The governments of Brazil and Venezuela are leading efforts to create a NATO-style South American Defense Council, which could be formed by the end of the year. The regional body would coordinate defense policies, deal with internal conflicts and presumably wane Washington’s influence in its “backyard.”
The idea gained traction after Colombia illegally launched a military operation in Ecuador to assassinate members of Revolutionary Armed Forces of Colombia-People’s Army (FARC-EP). The governments of Ecuador and Venezuela responded by sending troops to their countries’ Colombian border, causing fear that a larger conflict could ensue.
Washington, at least in public, has supported the idea of the South American initiative. “I not only have no problem with it, I trust Brazil’s leadership and look forward to coordination with it,” said US Secretary of State Condoleeza Rice.
Brazilian Defense Minister Nelson Jobim reportedly told Rice and National Security Adviser Stephen Hadley that the US should “watch from the outside and keep its distance.”

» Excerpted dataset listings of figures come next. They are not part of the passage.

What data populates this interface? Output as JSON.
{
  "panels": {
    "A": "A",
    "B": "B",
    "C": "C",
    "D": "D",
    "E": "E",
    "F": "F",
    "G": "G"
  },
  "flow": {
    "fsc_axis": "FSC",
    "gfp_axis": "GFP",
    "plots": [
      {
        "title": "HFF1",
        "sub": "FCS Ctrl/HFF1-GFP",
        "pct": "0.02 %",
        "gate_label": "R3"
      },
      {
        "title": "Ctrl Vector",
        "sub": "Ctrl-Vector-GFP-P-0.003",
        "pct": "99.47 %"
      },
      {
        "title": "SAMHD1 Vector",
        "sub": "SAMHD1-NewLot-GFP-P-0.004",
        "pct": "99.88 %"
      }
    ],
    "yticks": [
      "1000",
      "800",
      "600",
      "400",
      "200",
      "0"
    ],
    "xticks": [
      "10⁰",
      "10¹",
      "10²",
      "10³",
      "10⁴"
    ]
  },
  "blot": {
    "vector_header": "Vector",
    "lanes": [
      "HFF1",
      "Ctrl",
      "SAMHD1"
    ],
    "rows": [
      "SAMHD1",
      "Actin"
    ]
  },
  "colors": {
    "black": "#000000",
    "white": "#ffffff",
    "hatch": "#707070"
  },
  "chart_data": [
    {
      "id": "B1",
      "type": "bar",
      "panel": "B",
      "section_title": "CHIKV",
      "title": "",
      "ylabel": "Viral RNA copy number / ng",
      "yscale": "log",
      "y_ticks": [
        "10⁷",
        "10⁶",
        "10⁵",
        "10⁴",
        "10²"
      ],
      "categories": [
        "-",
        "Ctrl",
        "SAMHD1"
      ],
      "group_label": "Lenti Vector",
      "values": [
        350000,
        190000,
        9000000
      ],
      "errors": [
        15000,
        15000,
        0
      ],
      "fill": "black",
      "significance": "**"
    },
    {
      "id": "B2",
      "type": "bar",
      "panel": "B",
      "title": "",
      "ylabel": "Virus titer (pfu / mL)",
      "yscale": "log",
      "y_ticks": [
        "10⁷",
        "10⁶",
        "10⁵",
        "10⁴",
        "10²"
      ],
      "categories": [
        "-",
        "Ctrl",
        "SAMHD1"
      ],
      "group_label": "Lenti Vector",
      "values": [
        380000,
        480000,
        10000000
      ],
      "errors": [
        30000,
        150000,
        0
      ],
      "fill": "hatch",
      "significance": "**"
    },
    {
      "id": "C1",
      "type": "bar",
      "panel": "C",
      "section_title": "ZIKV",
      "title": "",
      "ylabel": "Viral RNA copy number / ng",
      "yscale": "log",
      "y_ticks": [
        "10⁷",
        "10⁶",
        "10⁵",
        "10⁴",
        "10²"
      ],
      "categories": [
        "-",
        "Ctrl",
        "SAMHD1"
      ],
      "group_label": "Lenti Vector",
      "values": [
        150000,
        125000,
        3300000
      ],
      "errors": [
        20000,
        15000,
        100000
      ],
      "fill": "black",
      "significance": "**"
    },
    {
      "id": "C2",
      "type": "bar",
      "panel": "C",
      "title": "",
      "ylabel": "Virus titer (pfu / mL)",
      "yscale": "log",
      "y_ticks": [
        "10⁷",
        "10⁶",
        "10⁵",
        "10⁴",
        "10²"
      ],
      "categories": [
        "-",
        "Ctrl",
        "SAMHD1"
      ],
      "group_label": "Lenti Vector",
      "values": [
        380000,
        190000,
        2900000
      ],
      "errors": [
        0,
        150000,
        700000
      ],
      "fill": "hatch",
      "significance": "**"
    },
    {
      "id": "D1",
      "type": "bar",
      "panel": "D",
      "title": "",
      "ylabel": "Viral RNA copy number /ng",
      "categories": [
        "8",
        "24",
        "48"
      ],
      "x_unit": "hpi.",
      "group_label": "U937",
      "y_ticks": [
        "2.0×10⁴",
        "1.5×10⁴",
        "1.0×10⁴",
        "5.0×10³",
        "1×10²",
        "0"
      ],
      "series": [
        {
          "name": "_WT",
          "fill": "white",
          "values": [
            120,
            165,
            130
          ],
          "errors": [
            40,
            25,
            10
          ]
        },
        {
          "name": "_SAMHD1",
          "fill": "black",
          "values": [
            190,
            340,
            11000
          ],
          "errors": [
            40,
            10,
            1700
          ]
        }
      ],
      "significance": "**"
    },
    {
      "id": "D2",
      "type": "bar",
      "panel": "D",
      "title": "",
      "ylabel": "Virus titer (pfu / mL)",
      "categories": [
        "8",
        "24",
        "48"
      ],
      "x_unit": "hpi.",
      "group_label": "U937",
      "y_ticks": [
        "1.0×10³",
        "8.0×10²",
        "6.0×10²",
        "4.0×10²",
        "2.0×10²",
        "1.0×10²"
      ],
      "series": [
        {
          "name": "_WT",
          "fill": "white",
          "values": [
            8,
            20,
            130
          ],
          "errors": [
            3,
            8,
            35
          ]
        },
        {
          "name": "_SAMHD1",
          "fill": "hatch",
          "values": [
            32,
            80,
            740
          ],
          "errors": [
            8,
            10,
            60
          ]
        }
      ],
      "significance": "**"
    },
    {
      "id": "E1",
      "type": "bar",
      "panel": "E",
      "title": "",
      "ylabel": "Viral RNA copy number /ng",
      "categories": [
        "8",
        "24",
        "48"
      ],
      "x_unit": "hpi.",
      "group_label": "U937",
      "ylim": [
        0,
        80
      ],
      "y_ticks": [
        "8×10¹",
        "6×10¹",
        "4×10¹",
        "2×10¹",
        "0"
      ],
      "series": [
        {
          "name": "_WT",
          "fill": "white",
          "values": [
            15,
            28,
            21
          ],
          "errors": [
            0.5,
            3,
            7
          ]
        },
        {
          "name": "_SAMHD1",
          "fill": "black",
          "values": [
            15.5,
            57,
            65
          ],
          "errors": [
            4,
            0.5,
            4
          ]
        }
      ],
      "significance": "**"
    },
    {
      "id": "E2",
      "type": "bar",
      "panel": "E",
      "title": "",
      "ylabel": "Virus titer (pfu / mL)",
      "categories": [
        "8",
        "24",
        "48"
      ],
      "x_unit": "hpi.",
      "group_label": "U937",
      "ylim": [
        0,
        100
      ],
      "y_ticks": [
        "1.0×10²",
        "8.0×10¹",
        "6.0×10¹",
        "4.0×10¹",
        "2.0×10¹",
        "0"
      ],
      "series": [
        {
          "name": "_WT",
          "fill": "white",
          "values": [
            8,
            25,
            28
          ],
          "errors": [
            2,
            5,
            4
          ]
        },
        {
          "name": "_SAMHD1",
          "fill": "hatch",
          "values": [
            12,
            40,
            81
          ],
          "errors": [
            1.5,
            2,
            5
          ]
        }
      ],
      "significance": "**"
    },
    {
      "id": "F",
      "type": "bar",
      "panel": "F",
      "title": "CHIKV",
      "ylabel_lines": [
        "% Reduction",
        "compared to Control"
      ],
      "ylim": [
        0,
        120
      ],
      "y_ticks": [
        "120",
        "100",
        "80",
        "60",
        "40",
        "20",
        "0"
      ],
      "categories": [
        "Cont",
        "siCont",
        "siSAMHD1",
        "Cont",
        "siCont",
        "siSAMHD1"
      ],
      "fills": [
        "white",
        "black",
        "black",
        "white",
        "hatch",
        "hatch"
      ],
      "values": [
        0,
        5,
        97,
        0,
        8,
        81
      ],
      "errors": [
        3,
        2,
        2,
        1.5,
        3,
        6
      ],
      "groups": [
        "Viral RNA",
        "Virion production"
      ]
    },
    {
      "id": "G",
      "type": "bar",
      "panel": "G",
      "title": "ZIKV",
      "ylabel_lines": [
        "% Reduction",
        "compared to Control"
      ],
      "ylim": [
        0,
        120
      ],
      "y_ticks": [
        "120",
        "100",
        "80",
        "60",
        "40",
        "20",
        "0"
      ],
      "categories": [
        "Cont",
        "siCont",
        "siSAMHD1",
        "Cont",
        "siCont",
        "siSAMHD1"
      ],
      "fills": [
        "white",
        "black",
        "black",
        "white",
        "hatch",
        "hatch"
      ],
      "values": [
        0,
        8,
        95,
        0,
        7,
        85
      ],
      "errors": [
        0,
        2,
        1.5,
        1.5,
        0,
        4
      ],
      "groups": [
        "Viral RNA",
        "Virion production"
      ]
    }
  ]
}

“This is a South American council and we have no obligation to ask for a license from the United States to do it,” said Jobim during a visit to Caracas on Monday.
Venezuelan President Hugo Chávez had previously championed the idea for members of the Bolivarian Alternative for the Americas (ALBA) to create a coordinated defense council, but believes that the two bodies can co-exist.
“I once said that if NATO exists—the North Atlantic Treaty Organization—why couldn’t SATO exist? The South Atlantic Treaty Organization,” said Chávez. “We’ve placed it on the table for Latin America once again.”